La charité de Marguerite ne se bornait point à secourir les siens ; les âmes inconnues avaient également part à ses suffrages ; aussi un grand nombre de défunts, connaissant l'efficacité de sa charité, sont venus plusieurs fois lui faire de suppliantes instances. En voici un exemple.

Deux marchands, traversant un pays infesté de voleurs, tombèrent entre les mains des assassins qui les tuèrent. Bientôt ils apparurent à la sainte et lui dirent : « Priez pour nous, servante de Dieu, nous venons de succomber sous les coups des assassins ; nous n'avons pu confesser nos péchés avant de mourir, mais grâce à la divine Miséricorde, et à la Vierge sainte, animés d'un sincère repentir, nous avons accepté la mort avec une entière résignation, ce qui nous a valu d'échapper aux supplices éternels ; néanmoins, nous sommes condamnés à de longs et atroces supplices dans le purgatoire, à cause de nos injustices dans nos relations commerciales. Ainsi, ô servante de Dieu, nous vous supplions, vous qui êtes si compatissante, d'informer nos parents de notre mort, de leur dire de restituer ce que nous avons mal acquis, et de distribuer des aumônes pour notre délivrance. Amie du Seigneur, au nom de votre amour pour lui, et par ce zèle ardent qui vous anime pour les âmes, venez à notre aide, priez pour nous ! »

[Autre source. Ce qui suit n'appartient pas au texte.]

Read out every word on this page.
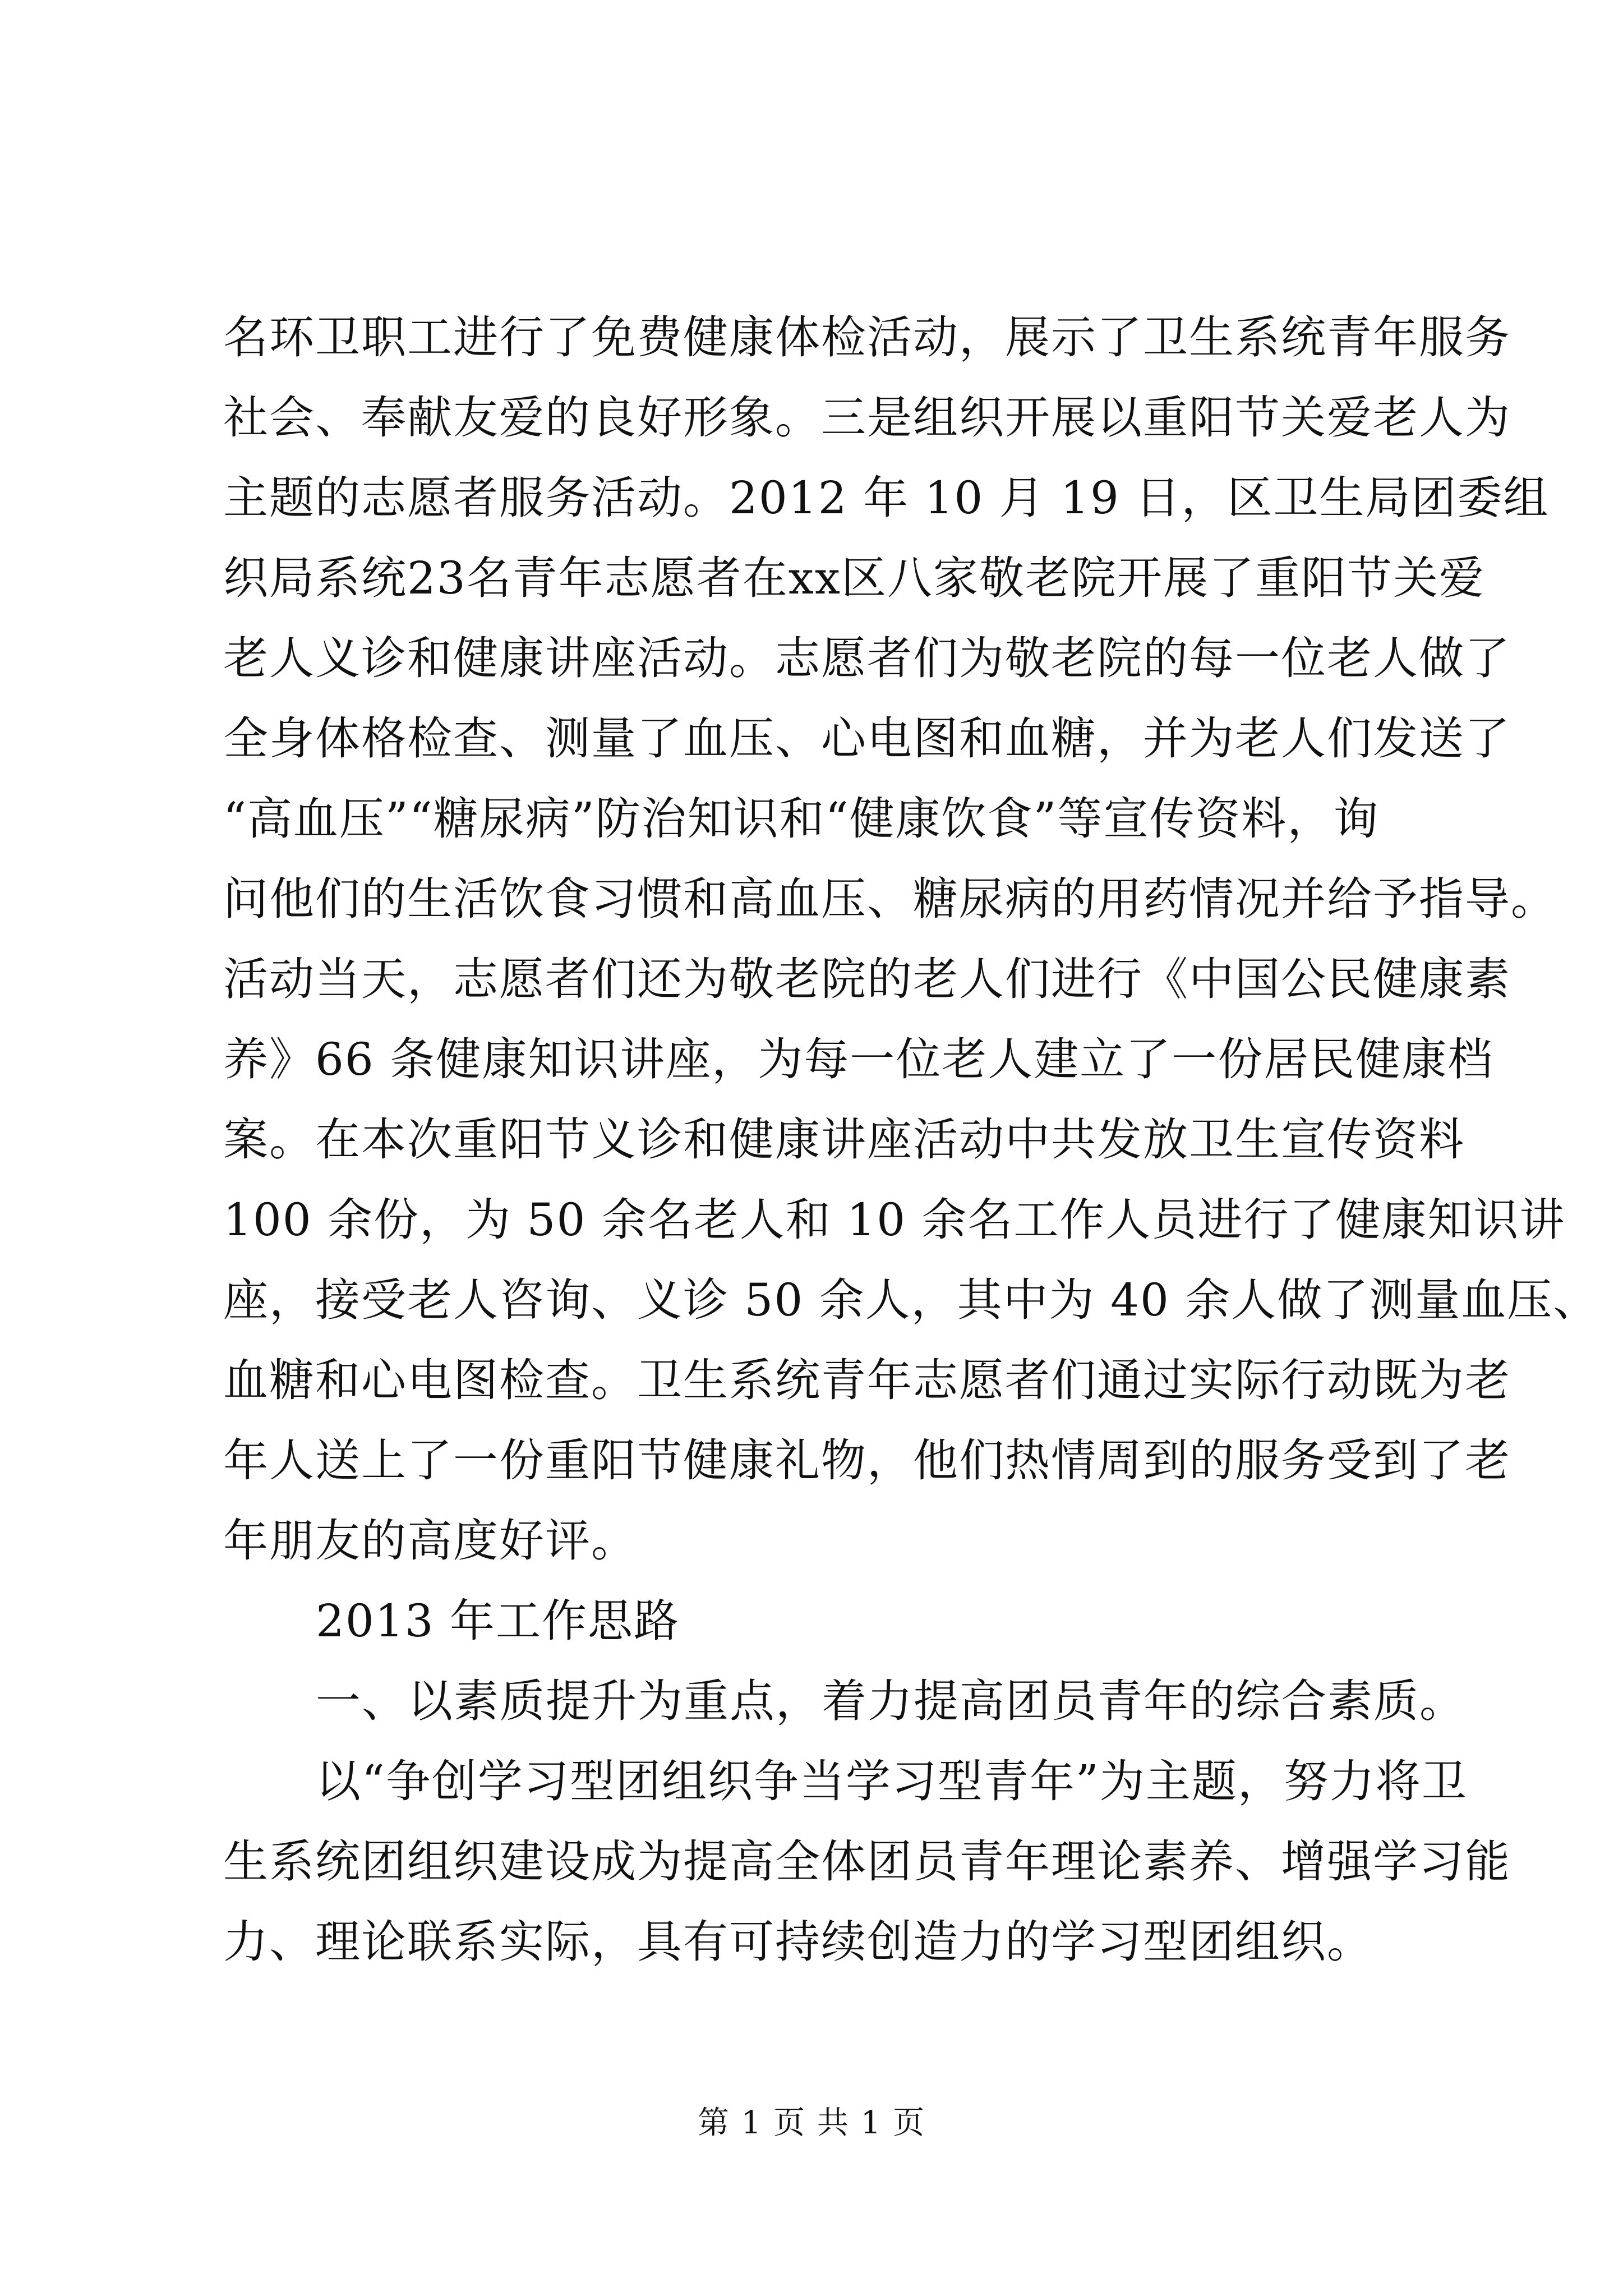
名环卫职工进行了免费健康体检活动，展示了卫生系统青年服务
社会、奉献友爱的良好形象。三是组织开展以重阳节关爱老人为
主题的志愿者服务活动。2012 年 10 月 19 日，区卫生局团委组
织局系统23名青年志愿者在xx区八家敬老院开展了重阳节关爱
老人义诊和健康讲座活动。志愿者们为敬老院的每一位老人做了
全身体格检查、测量了血压、心电图和血糖，并为老人们发送了
“高血压”“糖尿病”防治知识和“健康饮食”等宣传资料，询
问他们的生活饮食习惯和高血压、糖尿病的用药情况并给予指导。
活动当天，志愿者们还为敬老院的老人们进行《中国公民健康素
养》66 条健康知识讲座，为每一位老人建立了一份居民健康档
案。在本次重阳节义诊和健康讲座活动中共发放卫生宣传资料
100 余份，为 50 余名老人和 10 余名工作人员进行了健康知识讲
座，接受老人咨询、义诊 50 余人，其中为 40 余人做了测量血压、
血糖和心电图检查。卫生系统青年志愿者们通过实际行动既为老
年人送上了一份重阳节健康礼物，他们热情周到的服务受到了老
年朋友的高度好评。
2013 年工作思路
一、以素质提升为重点，着力提高团员青年的综合素质。
以“争创学习型团组织争当学习型青年”为主题，努力将卫
生系统团组织建设成为提高全体团员青年理论素养、增强学习能
力、理论联系实际，具有可持续创造力的学习型团组织。
第 1 页 共 1 页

Sainte Marguerite ne se contentait pas de secourir les âmes par ses oraisons et ses austérités, elle mettait tout en œuvre pour leur procurer les suffrages des plus fervents monastères. Et le Sauveur, pour seconder sa charité, l'employait quelquefois comme son ambassadrice auprès des religieux de l'Ordre séraphique, afin qu'ils conservassent un vif souvenir des âmes du purgatoire, et parmi elles, il en était une quantité innombrable auxquelles nul ne songeait. En outre le Sauveur enjoignit à la sainte d'avertir les Frères-Mineurs de prendre bien garde de s'ingérer dans les affaires du monde, sans quoi ils auraient à subir un rigoureux purgatoire où les peines seraient proportionnées à la part qu'ils auraient prise à ces choses si vaines et si peu en harmonie avec la sublimité de leur Institut. De même, ajouta-t-il, que les cellules et les emplois des frères sont distincts, de même il y aura divers lieux et divers supplices dans le purgatoire.

Sainte Marguerite s'acquitta fidèlement de sa divine mission, et son zèle pour les âmes ne se ralentit jamais. Cette esquisse de sa charité suffit pour nous démontrer combien elle a mérité qu'une innombrable légion d'âmes glorieuses vinssent à sa rencontre pour l'emmener au ciel.